Я рассчитываю, что Маковка вернется с запиской от бабушки, в которой та, как обычно, напишет, что все в порядке: госпожа Чжао помогает ей в аптеке, Ифэн усердно учится. А заодно пришлет мне травы, которые я просила. Но принесет ли она письмо от Мэйлин? С тех пор как я переехала в дом мужа, от подруги нет никаких вестей, и вот уже семь месяцев меня это гнетет. Даже если Мэйлин больна или беременна, она все равно нашла бы в себе силы взять в руки кисть!..
Муж – это Небеса [39] для жены. Я хочу угодить Маожэню. Я хочу сделать его счастливым. Я хочу, чтобы наша жизнь была похожа на те сцены супружеского блаженства, которые изображены на шелковых картинах и крошечных резных панелях, окружающих мою кровать, но мы с Маожэнем не часто остаемся наедине. Днем он занят с учителями. Вечерами продолжает заниматься в библиотеке и приходит очень поздно. А вскорости и вовсе мой муж покинет Благоуханную усладу, чтобы сделать последний рывок перед сдачей муниципального экзамена на звание цзюйжэня. Хотя мы проводим вместе совсем немного времени, я верю, что нравлюсь мужу. Он мне тоже нравится. Надеюсь, со временем наша привязанность перерастет в глубокое чувство любви, о котором постоянно говорят наложницы.
39
Небеса – это высшая сила в китайской традиции, подобную характеристику можно истолковать, как «царь и Бог».

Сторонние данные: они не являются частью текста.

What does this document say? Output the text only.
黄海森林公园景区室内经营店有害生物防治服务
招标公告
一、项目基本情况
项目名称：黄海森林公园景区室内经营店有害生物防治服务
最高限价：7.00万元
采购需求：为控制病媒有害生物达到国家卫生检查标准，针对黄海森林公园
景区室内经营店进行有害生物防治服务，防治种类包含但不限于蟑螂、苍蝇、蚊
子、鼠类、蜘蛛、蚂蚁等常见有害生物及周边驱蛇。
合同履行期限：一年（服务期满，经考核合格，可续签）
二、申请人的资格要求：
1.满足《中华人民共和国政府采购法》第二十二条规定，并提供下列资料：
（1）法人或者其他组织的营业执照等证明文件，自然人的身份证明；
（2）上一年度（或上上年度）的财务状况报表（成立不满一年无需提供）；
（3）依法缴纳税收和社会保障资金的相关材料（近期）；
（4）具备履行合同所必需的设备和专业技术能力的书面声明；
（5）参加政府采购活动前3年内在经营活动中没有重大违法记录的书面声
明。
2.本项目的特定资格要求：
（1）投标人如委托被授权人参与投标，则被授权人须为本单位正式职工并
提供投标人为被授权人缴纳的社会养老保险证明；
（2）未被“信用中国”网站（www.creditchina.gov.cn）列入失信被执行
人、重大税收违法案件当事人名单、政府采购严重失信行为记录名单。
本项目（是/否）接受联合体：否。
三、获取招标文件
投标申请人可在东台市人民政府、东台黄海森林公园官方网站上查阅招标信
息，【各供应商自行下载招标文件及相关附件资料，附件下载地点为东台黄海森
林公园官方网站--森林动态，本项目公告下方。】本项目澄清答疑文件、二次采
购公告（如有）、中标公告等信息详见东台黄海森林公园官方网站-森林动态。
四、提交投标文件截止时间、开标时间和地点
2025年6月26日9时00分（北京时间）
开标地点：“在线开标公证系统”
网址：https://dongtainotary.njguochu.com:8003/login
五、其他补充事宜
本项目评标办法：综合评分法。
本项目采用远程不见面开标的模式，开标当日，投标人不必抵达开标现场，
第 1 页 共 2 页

Маковка еще не вернулась от бабушки, а потому я подаю Маожэню простой суп, утку, глазированную соком кумквата, шпинат, обжаренный в имбире и чесноке, и тофу с черными грибами и маринованной репой. Когда я наливаю ему вино, он касается моей руки.
– Посиди со мной сегодня вечером, – просит он. – Позволь мне угостить тебя.
Это не совсем прилично. Жены не едят вместе с мужьями, но никто не видит, чем мы занимаемся. Палочками он подцепляет кусочек утки и подносит кусочек к моему рту. Маожэнь наблюдает, как я жую, и я краснею от смущения, что, похоже, радует его еще больше. Я не менее очарована им: точностью, с которой он подцепляет гриб, нежностью, с которой аккуратно засовывает его между моими губами, тем, как он смотрит на меня. Он первый мужчина, не считая моих отца и деда, с которым я провожу время. Подозреваю, хотя и не могу быть уверена, что я первая женщина, с которой Маожэнь наслаждается роскошью впитывать каждую прелестную черту и каждый изъян. В такие моменты я чувствую себя более обнаженной, чем когда мы на самом деле обнажены.